Bryon Noem, époux de l’ancienne secrétaire à la Sécurité intérieure des États-Unis — homophobe notoire—, Kristi Noem, aurait échangé avec des travailleuses du sexe spécialisées dans la « bimbofication », un fétichisme de transformation visant à « devenir une fille », selon une enquête publiée par le Daily Mail. Bryon Noem aurait notamment porté une fausse poitrine improvisée, accompagnée de pantalons moulants et d’un haut court. Oui, vous avez bien lu.

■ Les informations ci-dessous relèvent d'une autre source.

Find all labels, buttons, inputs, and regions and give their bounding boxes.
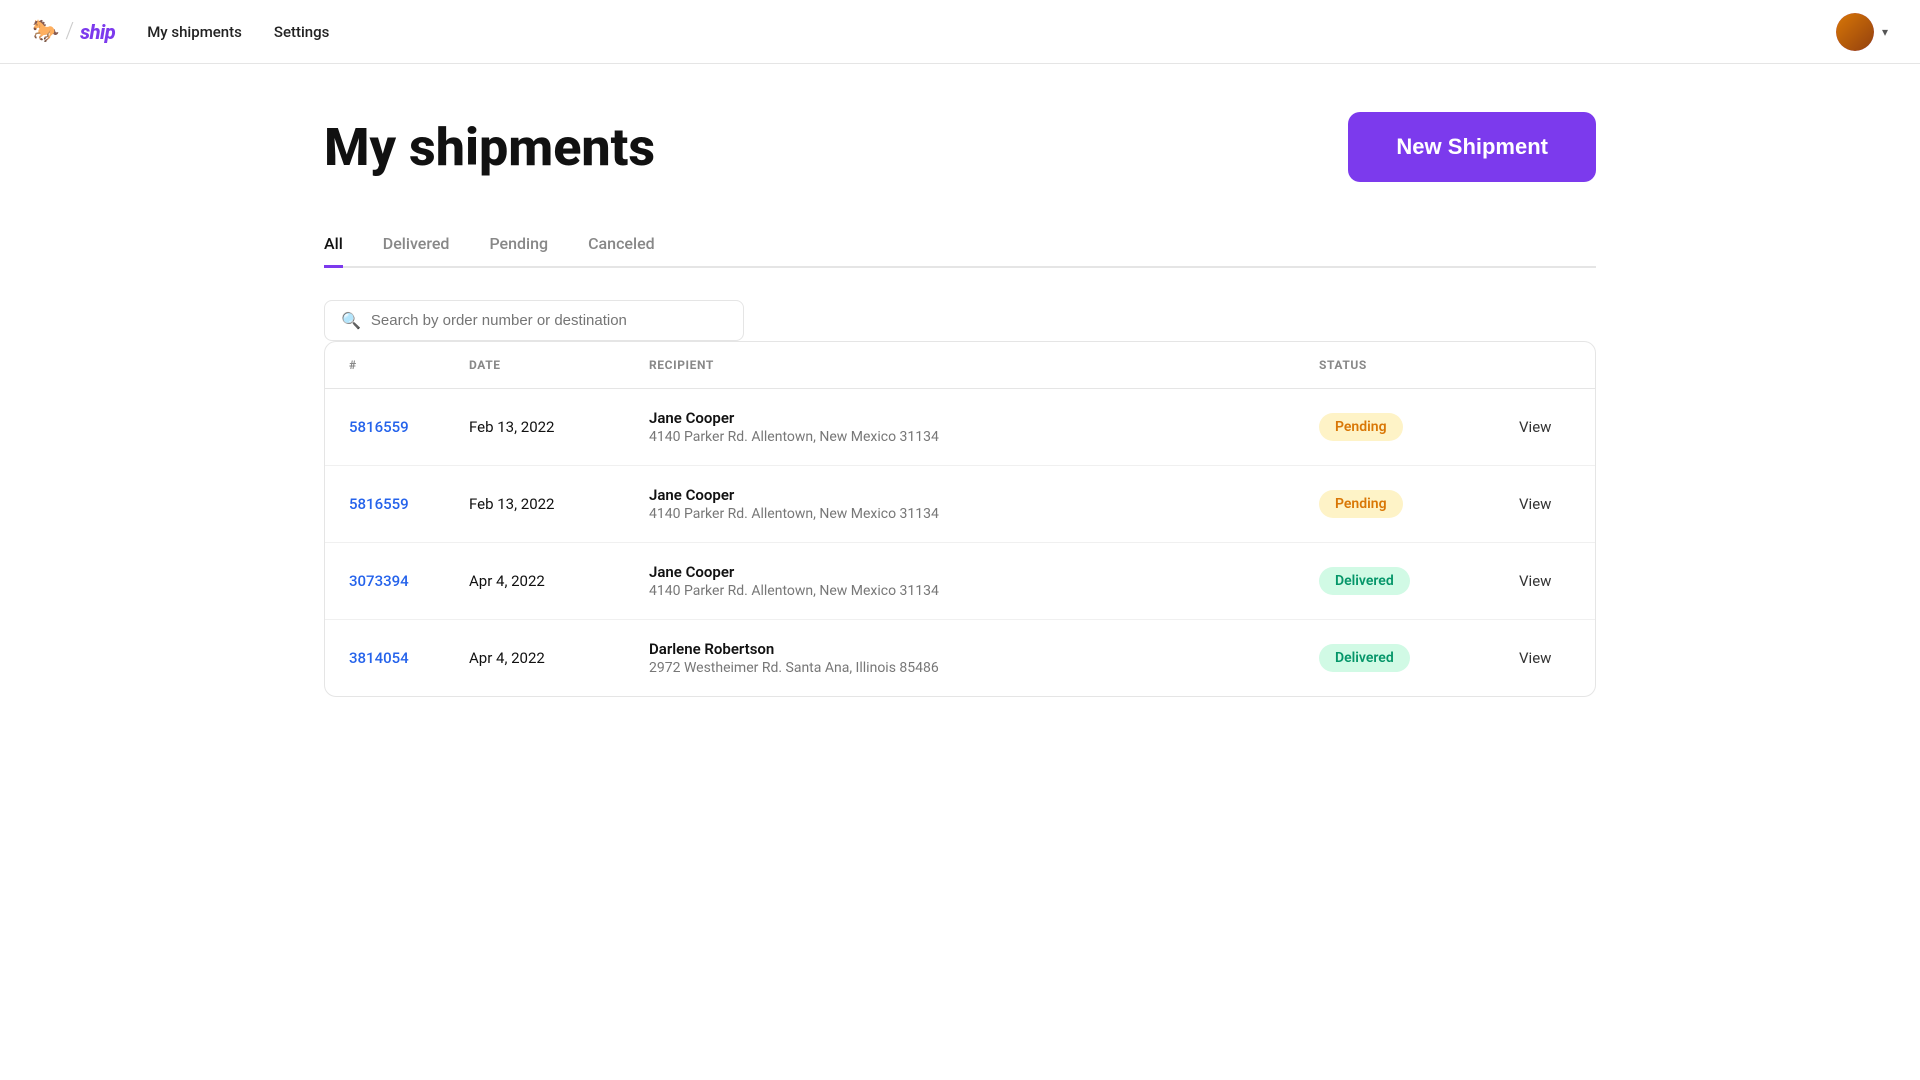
recipient-name-0: Jane Cooper [649,409,1271,427]
cell-date-2: Apr 4, 2022 [445,543,625,620]
order-link-3[interactable]: 3814054 [349,649,409,667]
col-header-number: # [325,342,445,389]
table-header: # DATE RECIPIENT STATUS [325,342,1595,389]
cell-action-1: View [1495,466,1595,543]
view-link-1[interactable]: View [1519,495,1551,513]
cell-action-2: View [1495,543,1595,620]
cell-recipient-2: Jane Cooper 4140 Parker Rd. Allentown, N… [625,543,1295,620]
cell-date-3: Apr 4, 2022 [445,620,625,697]
view-link-3[interactable]: View [1519,649,1551,667]
table-row: 5816559 Feb 13, 2022 Jane Cooper 4140 Pa… [325,389,1595,466]
page-header: My shipments New Shipment [324,112,1596,182]
cell-status-2: Delivered [1295,543,1495,620]
page-title: My shipments [324,117,655,178]
cell-status-0: Pending [1295,389,1495,466]
table-row: 3073394 Apr 4, 2022 Jane Cooper 4140 Par… [325,543,1595,620]
status-badge-2: Delivered [1319,567,1410,595]
recipient-name-3: Darlene Robertson [649,640,1271,658]
cell-date-0: Feb 13, 2022 [445,389,625,466]
search-icon: 🔍 [341,311,361,330]
cell-action-0: View [1495,389,1595,466]
cell-order-0: 5816559 [325,389,445,466]
search-input[interactable] [371,312,727,329]
view-link-0[interactable]: View [1519,418,1551,436]
tab-pending[interactable]: Pending [489,222,548,268]
table-body: 5816559 Feb 13, 2022 Jane Cooper 4140 Pa… [325,389,1595,697]
recipient-name-1: Jane Cooper [649,486,1271,504]
order-link-1[interactable]: 5816559 [349,495,409,513]
nav-settings[interactable]: Settings [274,23,330,41]
cell-recipient-1: Jane Cooper 4140 Parker Rd. Allentown, N… [625,466,1295,543]
logo-slash: / [65,19,74,44]
cell-order-1: 5816559 [325,466,445,543]
chevron-down-icon[interactable]: ▾ [1882,25,1888,39]
cell-action-3: View [1495,620,1595,697]
cell-status-1: Pending [1295,466,1495,543]
table-row: 3814054 Apr 4, 2022 Darlene Robertson 29… [325,620,1595,697]
navbar: 🐎 / ship My shipments Settings ▾ [0,0,1920,64]
order-link-2[interactable]: 3073394 [349,572,409,590]
logo-horse-icon: 🐎 [32,19,59,44]
col-header-date: DATE [445,342,625,389]
col-header-action [1495,342,1595,389]
recipient-address-1: 4140 Parker Rd. Allentown, New Mexico 31… [649,506,1271,522]
cell-date-1: Feb 13, 2022 [445,466,625,543]
main-content: My shipments New Shipment All Delivered … [260,64,1660,697]
tab-delivered[interactable]: Delivered [383,222,450,268]
recipient-address-0: 4140 Parker Rd. Allentown, New Mexico 31… [649,429,1271,445]
status-badge-0: Pending [1319,413,1403,441]
status-badge-3: Delivered [1319,644,1410,672]
cell-recipient-0: Jane Cooper 4140 Parker Rd. Allentown, N… [625,389,1295,466]
col-header-recipient: RECIPIENT [625,342,1295,389]
cell-recipient-3: Darlene Robertson 2972 Westheimer Rd. Sa… [625,620,1295,697]
recipient-address-2: 4140 Parker Rd. Allentown, New Mexico 31… [649,583,1271,599]
cell-order-3: 3814054 [325,620,445,697]
tabs: All Delivered Pending Canceled [324,222,1596,268]
col-header-status: STATUS [1295,342,1495,389]
recipient-name-2: Jane Cooper [649,563,1271,581]
tab-all[interactable]: All [324,222,343,268]
avatar[interactable] [1836,13,1874,51]
logo: 🐎 / ship [32,19,115,44]
view-link-2[interactable]: View [1519,572,1551,590]
nav-my-shipments[interactable]: My shipments [147,23,242,41]
new-shipment-button[interactable]: New Shipment [1348,112,1596,182]
status-badge-1: Pending [1319,490,1403,518]
recipient-address-3: 2972 Westheimer Rd. Santa Ana, Illinois … [649,660,1271,676]
order-link-0[interactable]: 5816559 [349,418,409,436]
tab-canceled[interactable]: Canceled [588,222,655,268]
cell-status-3: Delivered [1295,620,1495,697]
logo-text: ship [80,20,115,44]
shipments-table: # DATE RECIPIENT STATUS 5816559 Feb 13, … [325,342,1595,696]
avatar-image [1836,13,1874,51]
nav-right: ▾ [1836,13,1888,51]
search-wrapper: 🔍 [324,300,744,341]
nav-left: 🐎 / ship My shipments Settings [32,19,329,44]
shipments-table-container: # DATE RECIPIENT STATUS 5816559 Feb 13, … [324,341,1596,697]
table-row: 5816559 Feb 13, 2022 Jane Cooper 4140 Pa… [325,466,1595,543]
cell-order-2: 3073394 [325,543,445,620]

D’après des centaines de messages consultés par le média, l’homme de 56 ans aurait communiqué avec plusieurs travailleuses offrant ce type de service, qui repose sur un jeu de rôle consistant à adopter une apparence hyperféminisée, inspirée de stéréotypes comme la « bimbo » ou, dans certains cas, la poupée Barbie.
Toujours selon le Daily Mail, Bryon Noem aurait contacté au moins trois personnes, exprimant son attrait pour leurs « poitrines énormes et exagérées », et leur aurait versé plus de 25 000 $. Parmi les images évoquées, on le verrait porter une fausse poitrine faite de ballons sous un haut court pêche, accompagné de shorts roses moulants. Une autre photo montrerait l’ancien « First Gentleman » du Dakota du Sud prenant un selfie, vêtu de pantalons verts serrés et d’un autre haut rembourré de ballons.

Dans un message, il aurait écrit à une travailleuse du sexe : « Tu me transformes en fille », avant de demander : « Est-ce que je devrais mettre des leggings? »
Précisons que le fait de se travestir ou d’explorer son expression de genre n’a rien de condamnable en soi. Cela ne relève pas nécessairement des identités queer ou trans, mais peut simplement faire partie d’une exploration personnelle. Cela dit, plusieurs observateurs soulignent l’ironie de ces révélations, compte tenu de l’historique politique de Kristi Noem, marquée par une opposition constante aux droits des personnes LGBTQ+.
À titre d’exemple, l’ex-gouverneure du Dakota du Sud a soutenu des mesures permettant la discrimination au nom de la liberté religieuse, interdit aux filles trans de participer aux sports féminins et restreint l’accès aux soins d’affirmation de genre pour les jeunes trans, parmi d’autres politiques controversées.
Son passage à la tête des services d’immigration et des douanes (ICE) a également été critiqué par des défenseurs des droits humains, notamment en lien avec des déportations massives et des pratiques qualifiées par certains d’« enlèvements cautionnés par l’État », touchant entre autres des personnes LGBTQ+ vulnérables, comme Andry Hernández Romero, un demandeur d’asile vénézuélien gai envoyé dans une prison de haute sécurité au Salvador.
En principe, toute personne — y compris Bryon Noem — devrait pouvoir explorer librement son expression de genre. Or, plusieurs estiment que les politiques défendues par Kristi Noem contribueraient justement à restreindre cette liberté pour autrui.
Selon divers médias, Kristi Noem aurait été informée de ces révélations — et la nouvelle ne serait pas bien reçue. « Mme Noem est dévastée », a déclaré un porte-parole au New York Post. «La famille a été prise de court et demande du respect, de l’intimité et des prières en cette période difficile.»
Ces allégations surviennent quelques semaines à peine après que Kristi Noem a été relevée de ses fonctions à la tête du Département de la Sécurité intérieure par le président Donald Trump, qui l’a remplacée par le sénateur républicain Markwayne Mullin, de l’Oklahoma.